In Mrs Barnes (1976), Webb juxtaposes the scientifically 'provable' with the ambiguity of human behaviour. The second image in the set of two depicts a woman dragging a baby up a hill / saving him from tumbling down& (it is unclear), while a line of text below reads like a scientific equation: "Mrs Barnes' instinctive re-orientation un-equals her desire for self-advancement". The viewer strives to find the narrative, to link text with image to find meaning. Louise Garrett in "The Contrary Vernacular of Boyd Webb", [Art New Zealand, June 1998] notes that the camera has been recognised as that which captures the truth of whatever is placed before it. The historical / ideological notion that the camera revealed objects in their 'natural state' was built around the scientific 'objective' chemical processes of photography, which seemingly rid the technology of its human or 'subjective' association. Webb here turns history on its head to ponder whether the text, as opposed to the photograph, can hold the 'truth' of the situation, and on that cliché of truth existing at all, regardless of medium.

This idea spills into the 1980s works. In the set of photographs from this period Webb extends his use of the studio-based sets, which began in the 70s. In Rudiments (1987) a painted backdrop becomes the cosmos, while a rubbery fabric is the moon's surface. This spatial disjunction between the infinite contained within the studio interior (or the Petrie dish in the 1990s) is seen by Webb as a harmonious relationship: "These two fields are intimately related even though in scale they couldn't be further apart" (see exhibition catalogue). He again embraces the absurd: dinner plate craters hold rotting phallic bananas, indicating a serious poke at man's landing on the moon as perhaps one rooted in male egotism.
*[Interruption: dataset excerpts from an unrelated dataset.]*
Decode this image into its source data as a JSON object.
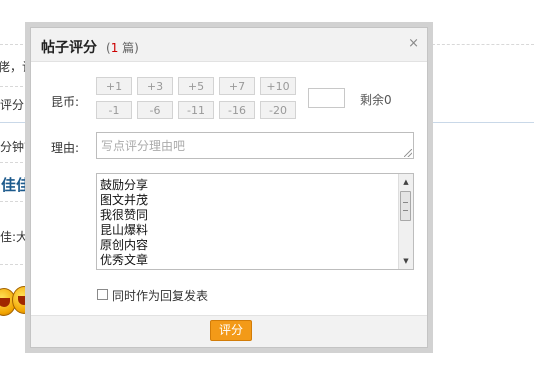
{
  "background": {
    "fragments": [
      "佬，让",
      "评分",
      "分钟前",
      "佳佳",
      "佳:大"
    ]
  },
  "dialog": {
    "title": "帖子评分",
    "count_prefix": "(",
    "count_value": "1",
    "count_suffix": " 篇)",
    "close_label": "×",
    "currency_label": "昆币:",
    "score_buttons_row1": [
      "+1",
      "+3",
      "+5",
      "+7",
      "+10"
    ],
    "score_buttons_row2": [
      "-1",
      "-6",
      "-11",
      "-16",
      "-20"
    ],
    "score_input_value": "",
    "remaining_label": "剩余0",
    "reason_label": "理由:",
    "reason_placeholder": "写点评分理由吧",
    "reason_options": [
      "鼓励分享",
      "图文并茂",
      "我很赞同",
      "昆山爆料",
      "原创内容",
      "优秀文章"
    ],
    "reply_checkbox_label": "同时作为回复发表",
    "reply_checked": false,
    "submit_label": "评分"
  },
  "colors": {
    "accent": "#f39a18",
    "count_number": "#cc0000",
    "link_blue": "#1d5a8c"
  }
}
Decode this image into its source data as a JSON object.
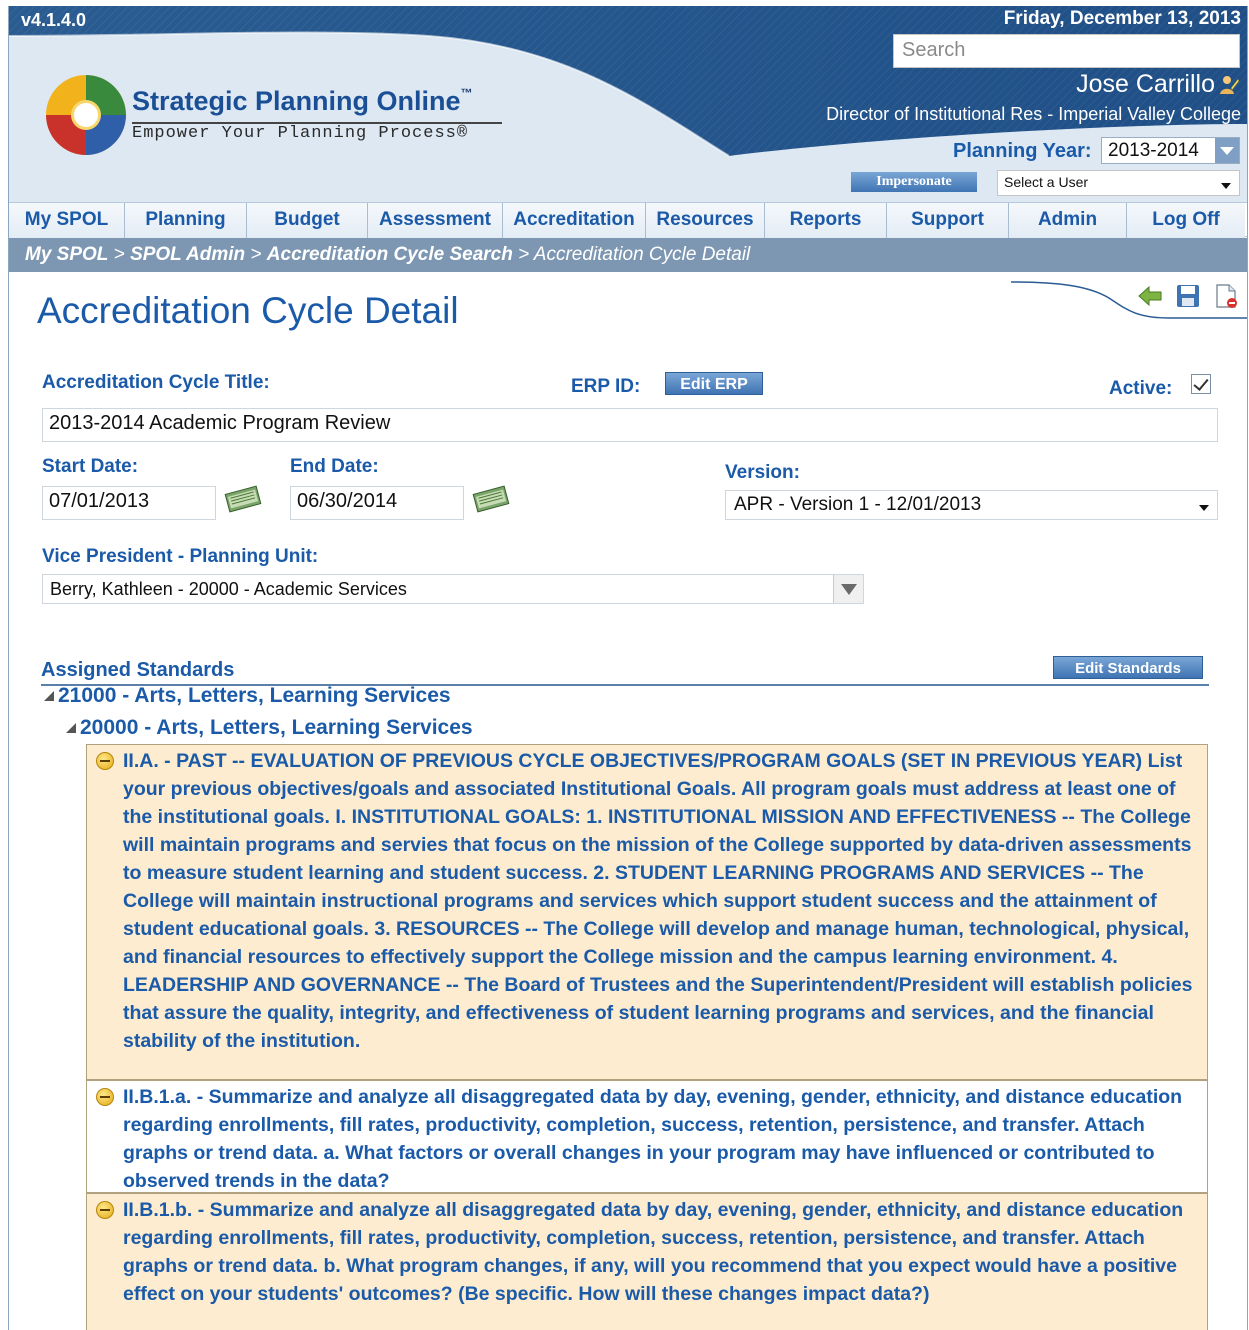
{
  "header": {
    "version": "v4.1.4.0",
    "date": "Friday, December 13, 2013",
    "search_placeholder": "Search",
    "user_name": "Jose Carrillo",
    "user_title": "Director of Institutional Res - Imperial Valley College",
    "planning_year_label": "Planning Year:",
    "planning_year_value": "2013-2014",
    "impersonate_label": "Impersonate",
    "select_user_value": "Select a User",
    "logo_title": "Strategic Planning Online",
    "logo_tm": "™",
    "logo_sub": "Empower Your Planning Process®"
  },
  "nav": {
    "items": [
      "My SPOL",
      "Planning",
      "Budget",
      "Assessment",
      "Accreditation",
      "Resources",
      "Reports",
      "Support",
      "Admin",
      "Log Off"
    ]
  },
  "breadcrumb": {
    "items": [
      "My SPOL",
      "SPOL Admin",
      "Accreditation Cycle Search"
    ],
    "current": "Accreditation Cycle Detail",
    "sep": " > "
  },
  "page": {
    "title": "Accreditation Cycle Detail"
  },
  "form": {
    "cycle_title_label": "Accreditation Cycle Title:",
    "erp_id_label": "ERP ID:",
    "edit_erp_label": "Edit ERP",
    "active_label": "Active:",
    "cycle_title_value": "2013-2014 Academic Program Review",
    "start_date_label": "Start Date:",
    "start_date_value": "07/01/2013",
    "end_date_label": "End Date:",
    "end_date_value": "06/30/2014",
    "version_label": "Version:",
    "version_value": "APR - Version 1 - 12/01/2013",
    "vp_label": "Vice President - Planning Unit:",
    "vp_value": "Berry, Kathleen - 20000 - Academic Services"
  },
  "standards": {
    "header": "Assigned Standards",
    "edit_label": "Edit Standards",
    "tree_level1": "21000 - Arts, Letters, Learning Services",
    "tree_level2": "20000 - Arts, Letters, Learning Services",
    "items": [
      "II.A. - PAST -- EVALUATION OF PREVIOUS CYCLE OBJECTIVES/PROGRAM GOALS (SET IN PREVIOUS YEAR) List your previous objectives/goals and associated Institutional Goals. All program goals must address at least one of the institutional goals. I. INSTITUTIONAL GOALS: 1. INSTITUTIONAL MISSION AND EFFECTIVENESS -- The College will maintain programs and servies that focus on the mission of the College supported by data-driven assessments to measure student learning and student success. 2. STUDENT LEARNING PROGRAMS AND SERVICES -- The College will maintain instructional programs and services which support student success and the attainment of student educational goals. 3. RESOURCES -- The College will develop and manage human, technological, physical, and financial resources to effectively support the College mission and the campus learning environment. 4. LEADERSHIP AND GOVERNANCE -- The Board of Trustees and the Superintendent/President will establish policies that assure the quality, integrity, and effectiveness of student learning programs and services, and the financial stability of the institution.",
      "II.B.1.a. - Summarize and analyze all disaggregated data by day, evening, gender, ethnicity, and distance education regarding enrollments, fill rates, productivity, completion, success, retention, persistence, and transfer. Attach graphs or trend data. a. What factors or overall changes in your program may have influenced or contributed to observed trends in the data?",
      "II.B.1.b. - Summarize and analyze all disaggregated data by day, evening, gender, ethnicity, and distance education regarding enrollments, fill rates, productivity, completion, success, retention, persistence, and transfer. Attach graphs or trend data. b. What program changes, if any, will you recommend that you expect would have a positive effect on your students' outcomes? (Be specific. How will these changes impact data?)"
    ]
  },
  "colors": {
    "brand_blue": "#1a5aa8",
    "header_dark": "#1f4f86",
    "crumb_bg": "#7d97b2",
    "row_alt": "#fdecd0"
  }
}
In the 1990s, the 'readability' of the media of earlier works gives way to 'scientific works', where it is often difficult to tell how Webb has shot them. Zygote (1993), for example, features three infinitesimal sperm (whether they are rubber or real is hard to tell), seemingly in the act of reproduction, while works like Vestige (1995) seem to flirt with the idea of digital enhancement in an almost hyperreal expanse of redness. So what of 'truth'? According to Florain Rötzer [in Photography after Photography, Amsterdam: G+ B Arts, 1996] the historical 'truth' of the photographic image has died and the manipulated image (digital or otherwise) holds just as much validity. Webb depicts man's ability to manipulate nature through science, particularly genetic engineering, comparing it with the artist's ability to create new 'truths' through the eye of the camera, a power which he seems to be able to wield over both subject and viewer.